Quotes of the month 

“They asked me if I missed being governor, and I tell them I will be really honest with you: I miss the circus, but I don’t miss the clowns.”
            —Former Governor Rick Perry, during a speech at the Georgia GOP state convention (where he was stumping for Donald Trump).


“We all get our feelings hurt. This was a tough ol’ race. Having been involved with it and having run for the presidency two times—it’s not bean bag, and you better have a thick skin.”
            —Perry, on why he thinks Sen. Ted Cruz is having a hard time endorsing Donald Trump for president.


“Instead of ‘Tear down this wall,’ the party promotes a new and bigger wall. ‘A thousand points of light’ has been replaced by a thousand points of anger.”
            —Lionel Sosa, GOP political advisor from San Antonio, on why he won’t support Donald Trump’s presidential campaign.

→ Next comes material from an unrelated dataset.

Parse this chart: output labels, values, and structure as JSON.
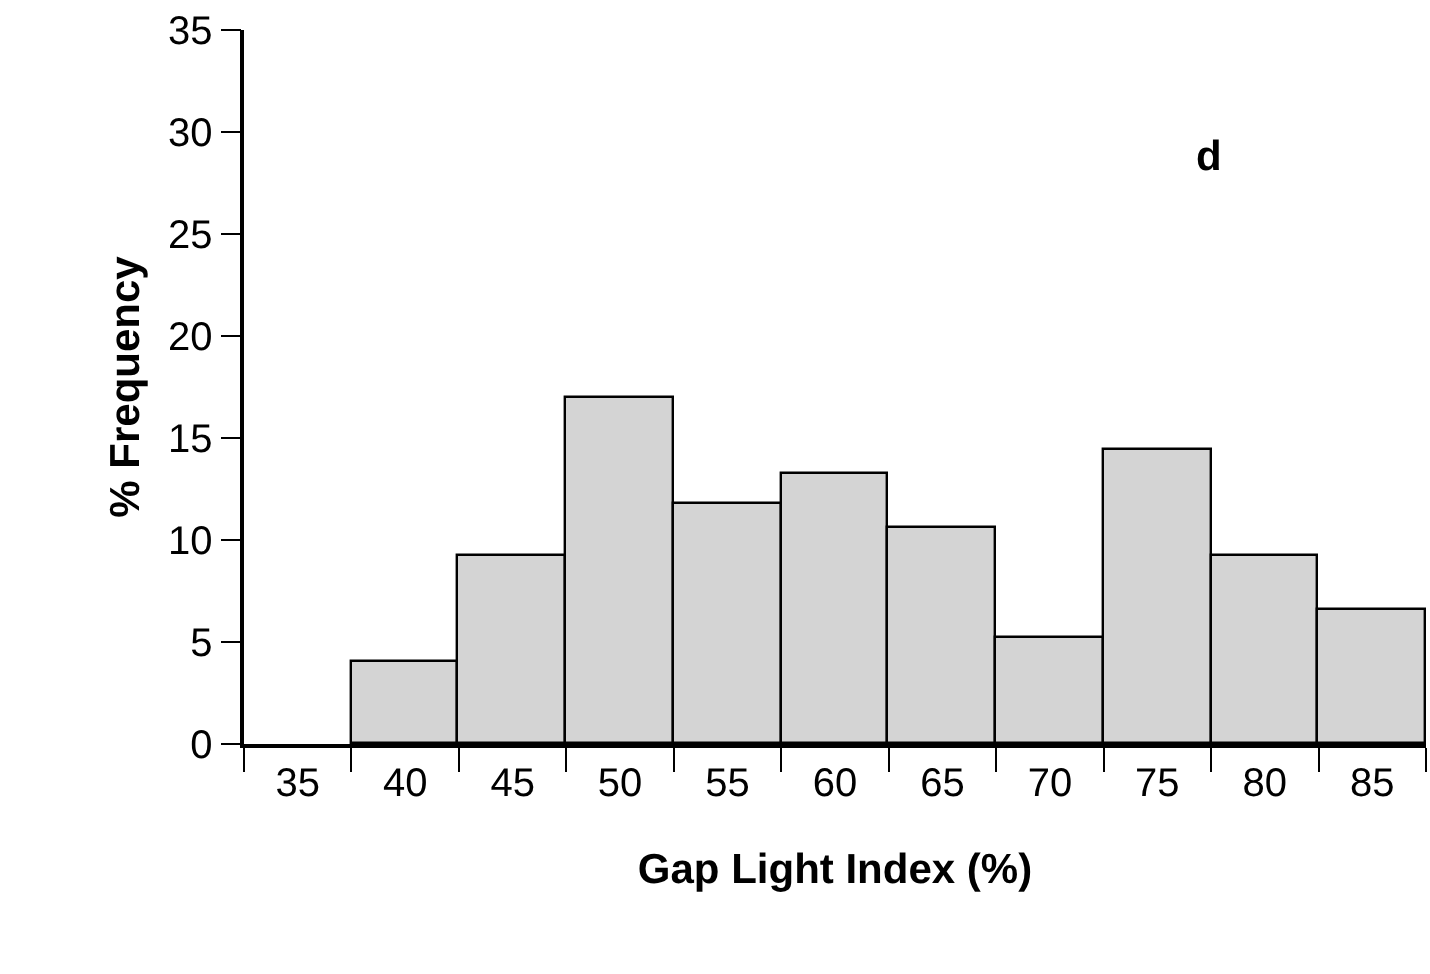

“If I could rewind time, I would have done it better and got away with it instead of joking around. If you are going to rob a bank, do it with a mask and don’t show your face. Do it right.”
            —Dominyk Alfonseca, who robbed a Virginia bank and then posted video of the crime on Instagram.


“Pessimists rely on the late Eric Monkkonen’s cyclical theory of crime, which suggests that the successive weakening and strengthening of social controls on violence lead to a crime roller coaster. The current zeitgeist favors a weakening of social controls, including reductions in incarcerative sentences and restrictions on police, on the grounds that the criminal-justice system is too racist, unfair, and expensive. If Monkkonen was correct, we will get a crime rise before long.”
            —Barry Latzer, author of The Rise and Fall of Violent Crime in America, in a recent interview on the cultural roots of crime.


“We’ve got … teachers who use their classroom like a singles bar where they can pick up anybody they want to.”
            —Terry Abbott, former chief of staff at the U.S. Department of Education, on Texas leading the nation in cases involving improper sexual contact between teachers and students.


“I hate to say it, but I hope he goes to jail. I mean, that would be the best place for him.”
            —Paul Manziel, speaking of his family’s frustrations with his son Johnny’s various addictions.